Nothing but Net for Goldman's High-Scoring Tech Team
By Andrew Serwer

(FORTUNE Magazine) – Hey, have you noticed that Goldman Sachs' infotech IPO group has been kicking some serious rump lately? Seems like every time you turn around, they hit another home run. Now, this goes back to the mid-1990s (doesn't that make you feel old?) with Uunet and Yahoo, but recently Goldman has really been cooking. Last fall it was eBay (in the middle of the financial meltdown, when the IPO market completely seized up). They also did Inktomi, DoubleClick, and RealNetworks. And don't forget Red Hat. On deck is Webvan, which could be the next deep drive.

And yet Team Goldman is a much lower-profile operation than comparable groups at other firms. Over at Morgan Stanley you have that leading light Mary Meeker. And at CSFB (for now!), the dealmeister himself, Frank Quattrone. Goldman may not have rock stars, but they sure get the job done.

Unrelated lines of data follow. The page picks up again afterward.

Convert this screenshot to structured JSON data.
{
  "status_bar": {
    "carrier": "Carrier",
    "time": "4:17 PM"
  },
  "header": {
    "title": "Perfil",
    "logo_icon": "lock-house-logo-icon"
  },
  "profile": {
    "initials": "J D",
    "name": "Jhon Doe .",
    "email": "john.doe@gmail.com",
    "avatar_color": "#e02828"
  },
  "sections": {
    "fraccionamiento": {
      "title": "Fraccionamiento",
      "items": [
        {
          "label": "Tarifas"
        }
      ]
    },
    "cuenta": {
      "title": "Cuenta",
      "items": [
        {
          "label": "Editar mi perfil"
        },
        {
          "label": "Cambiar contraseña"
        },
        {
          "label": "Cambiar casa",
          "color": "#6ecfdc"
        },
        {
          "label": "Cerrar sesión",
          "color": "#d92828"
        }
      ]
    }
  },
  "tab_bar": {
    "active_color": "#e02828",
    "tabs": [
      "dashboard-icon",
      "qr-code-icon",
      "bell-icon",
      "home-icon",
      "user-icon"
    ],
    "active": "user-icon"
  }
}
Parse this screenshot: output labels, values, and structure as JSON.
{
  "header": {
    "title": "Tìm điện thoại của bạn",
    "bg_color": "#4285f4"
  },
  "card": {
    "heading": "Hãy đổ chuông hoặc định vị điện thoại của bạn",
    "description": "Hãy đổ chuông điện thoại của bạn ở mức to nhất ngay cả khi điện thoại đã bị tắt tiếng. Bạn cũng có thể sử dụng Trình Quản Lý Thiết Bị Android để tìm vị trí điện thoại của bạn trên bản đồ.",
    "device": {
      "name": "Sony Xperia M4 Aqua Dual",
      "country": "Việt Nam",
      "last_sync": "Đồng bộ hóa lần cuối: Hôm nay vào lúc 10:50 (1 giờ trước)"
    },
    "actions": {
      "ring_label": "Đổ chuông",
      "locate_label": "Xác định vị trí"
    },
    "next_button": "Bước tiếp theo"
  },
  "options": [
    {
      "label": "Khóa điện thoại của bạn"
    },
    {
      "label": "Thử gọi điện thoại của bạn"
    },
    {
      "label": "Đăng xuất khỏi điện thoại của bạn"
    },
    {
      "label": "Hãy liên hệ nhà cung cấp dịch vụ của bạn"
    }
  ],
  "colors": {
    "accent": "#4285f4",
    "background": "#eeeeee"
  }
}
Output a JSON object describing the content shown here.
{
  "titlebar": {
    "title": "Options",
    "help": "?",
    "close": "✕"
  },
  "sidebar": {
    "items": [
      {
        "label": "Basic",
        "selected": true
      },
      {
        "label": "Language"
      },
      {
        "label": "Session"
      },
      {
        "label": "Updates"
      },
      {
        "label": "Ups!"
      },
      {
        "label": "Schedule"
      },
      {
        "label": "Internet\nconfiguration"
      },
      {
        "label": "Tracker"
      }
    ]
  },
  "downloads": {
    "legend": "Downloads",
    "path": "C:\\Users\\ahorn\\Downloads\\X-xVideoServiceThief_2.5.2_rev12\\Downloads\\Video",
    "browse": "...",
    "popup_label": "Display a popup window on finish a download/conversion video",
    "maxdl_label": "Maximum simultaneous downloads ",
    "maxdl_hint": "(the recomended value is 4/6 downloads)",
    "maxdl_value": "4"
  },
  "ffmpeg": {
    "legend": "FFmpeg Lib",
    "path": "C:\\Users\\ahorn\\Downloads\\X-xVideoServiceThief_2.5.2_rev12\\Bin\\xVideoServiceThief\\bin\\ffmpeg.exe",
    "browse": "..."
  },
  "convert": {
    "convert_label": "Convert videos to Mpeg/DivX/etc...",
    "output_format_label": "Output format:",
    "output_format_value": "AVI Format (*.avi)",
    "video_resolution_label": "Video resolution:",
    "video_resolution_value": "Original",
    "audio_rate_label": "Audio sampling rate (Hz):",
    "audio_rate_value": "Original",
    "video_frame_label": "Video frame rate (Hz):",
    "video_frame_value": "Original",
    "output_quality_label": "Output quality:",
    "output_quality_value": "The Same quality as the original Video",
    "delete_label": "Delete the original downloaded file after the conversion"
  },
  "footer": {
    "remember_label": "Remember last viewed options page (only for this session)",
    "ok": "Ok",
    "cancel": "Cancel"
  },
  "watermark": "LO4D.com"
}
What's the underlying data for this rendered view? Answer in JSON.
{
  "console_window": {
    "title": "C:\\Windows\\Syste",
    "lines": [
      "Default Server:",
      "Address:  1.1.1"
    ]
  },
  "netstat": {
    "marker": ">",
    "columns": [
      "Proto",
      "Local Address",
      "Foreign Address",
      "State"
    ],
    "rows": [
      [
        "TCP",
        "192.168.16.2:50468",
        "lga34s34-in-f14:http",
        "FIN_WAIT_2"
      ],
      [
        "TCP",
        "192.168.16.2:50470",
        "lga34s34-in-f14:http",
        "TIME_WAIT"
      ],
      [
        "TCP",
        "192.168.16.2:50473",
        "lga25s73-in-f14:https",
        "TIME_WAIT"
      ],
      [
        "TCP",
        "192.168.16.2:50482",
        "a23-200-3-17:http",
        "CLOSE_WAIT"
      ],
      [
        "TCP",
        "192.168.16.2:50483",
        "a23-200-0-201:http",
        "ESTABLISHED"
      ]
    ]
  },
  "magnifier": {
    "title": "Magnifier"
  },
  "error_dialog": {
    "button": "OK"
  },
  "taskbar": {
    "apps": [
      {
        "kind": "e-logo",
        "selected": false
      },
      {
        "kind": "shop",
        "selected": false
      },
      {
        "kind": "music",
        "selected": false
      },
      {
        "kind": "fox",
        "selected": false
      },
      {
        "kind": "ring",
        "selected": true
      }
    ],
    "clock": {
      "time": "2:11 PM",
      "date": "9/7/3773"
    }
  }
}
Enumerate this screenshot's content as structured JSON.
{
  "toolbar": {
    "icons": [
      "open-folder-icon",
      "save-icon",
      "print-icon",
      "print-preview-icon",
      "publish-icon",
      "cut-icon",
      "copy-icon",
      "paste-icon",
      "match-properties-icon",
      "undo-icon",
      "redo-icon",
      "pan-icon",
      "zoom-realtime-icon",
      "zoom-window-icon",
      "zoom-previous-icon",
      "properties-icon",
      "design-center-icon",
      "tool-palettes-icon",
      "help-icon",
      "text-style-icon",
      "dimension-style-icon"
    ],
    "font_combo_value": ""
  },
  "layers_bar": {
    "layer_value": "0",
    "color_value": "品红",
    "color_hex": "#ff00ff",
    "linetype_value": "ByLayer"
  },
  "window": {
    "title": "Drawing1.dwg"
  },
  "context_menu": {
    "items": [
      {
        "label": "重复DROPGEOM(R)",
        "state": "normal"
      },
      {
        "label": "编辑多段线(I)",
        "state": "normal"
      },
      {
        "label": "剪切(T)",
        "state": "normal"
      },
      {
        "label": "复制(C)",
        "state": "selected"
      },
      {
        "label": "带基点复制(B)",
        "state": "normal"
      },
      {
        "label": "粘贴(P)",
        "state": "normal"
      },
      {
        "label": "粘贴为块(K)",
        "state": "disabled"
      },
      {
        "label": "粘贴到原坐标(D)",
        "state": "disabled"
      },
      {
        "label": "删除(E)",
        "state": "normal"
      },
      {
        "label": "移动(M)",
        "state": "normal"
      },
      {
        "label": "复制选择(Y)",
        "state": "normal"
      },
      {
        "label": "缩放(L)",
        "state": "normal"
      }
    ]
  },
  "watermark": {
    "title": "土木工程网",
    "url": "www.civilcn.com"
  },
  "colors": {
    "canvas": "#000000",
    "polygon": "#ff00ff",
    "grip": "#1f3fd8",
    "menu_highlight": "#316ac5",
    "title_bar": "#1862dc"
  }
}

So as Butch Cassidy asked Sundance (or was it the other way around?), Who are those guys? Well, first off, they aren't all guys! One of the key players is Lawton Fitt, the managing director in charge of the actual IPO process. She is a Bostonian by birth, a Brown grad with an MBA from U.Va. Lawton, if you're wondering, is a family name. (Hey, it's a Boston thing.) Her resume? After a stint in the Peace Corps, it's been all Goldman, all the time. "I'm a Goldman lifer. I've been here for 20 years," says Fitt, who just came back from a rare vacation--sailing off Sardinia. "It wasn't that long ago that we did five deals a year," she says, sitting in her New York office, which is cluttered with Lucite e-tombstones. "Now we're doing five a month." (Guess Mary Meeker's not the only Internet goddess.) Joining me is another member of Team Goldman, Michael Parekh, the firm's Internet analyst. In the new world order of Wall Street, where analysis is less important than salesmanship and knowledge of an industry, an IPO business is only as good as a firm's equity analyst. Any conflict there? Not at all, say the Goldman bankers. They only do deals on which all of them sign off, and if a company doesn't deliver post-IPO, Parekh is free to downgrade it. (As I said, a new world order!) True, Parekh isn't as familiar to the CNBC crowd as Merrill's Henry Blodget, but from Goldman's perspective that might not be a bad thing. "I started covering the Internet in 1993," says Parekh. "And everyone thought he was out of his mind," chuckles the third member of the team, banker Brad Koenig, who's on speakerphone from Menlo Park.

Of course Goldman's fiercest competition in tech IPOs (now about 80% Internets), as in many other businesses, is Morgan Stanley. The Goldman office in Menlo is in the same complex as MSDW. And the Goldman bankers are quick to point out that their counterparts at Morgan Stanley have suffered from turnover lately, while the three Goldmanites have each been with the firm for at least 15 years.

Competitive barbs aside, Goldman really does have something to crow about. Through August '99, Fitt, Koenig, and Parekh had done 30 IPOs (vs. 19 for Morgan Stanley and 14 for Merrill), with deals for Webvan, NetZero, and PlanetRx in registration. Is that too many? "Whatever happens to valuations doesn't change the fact that the Internet story is intact," says Parekh. "It's simply a matter of where the lump is in the python." (Okey-dokey!)

Well, let's just put it this way: As long as there's demand for Internet shares, there will be companies demanding the ultimate seal of approval, a Goldman Sachs IPO.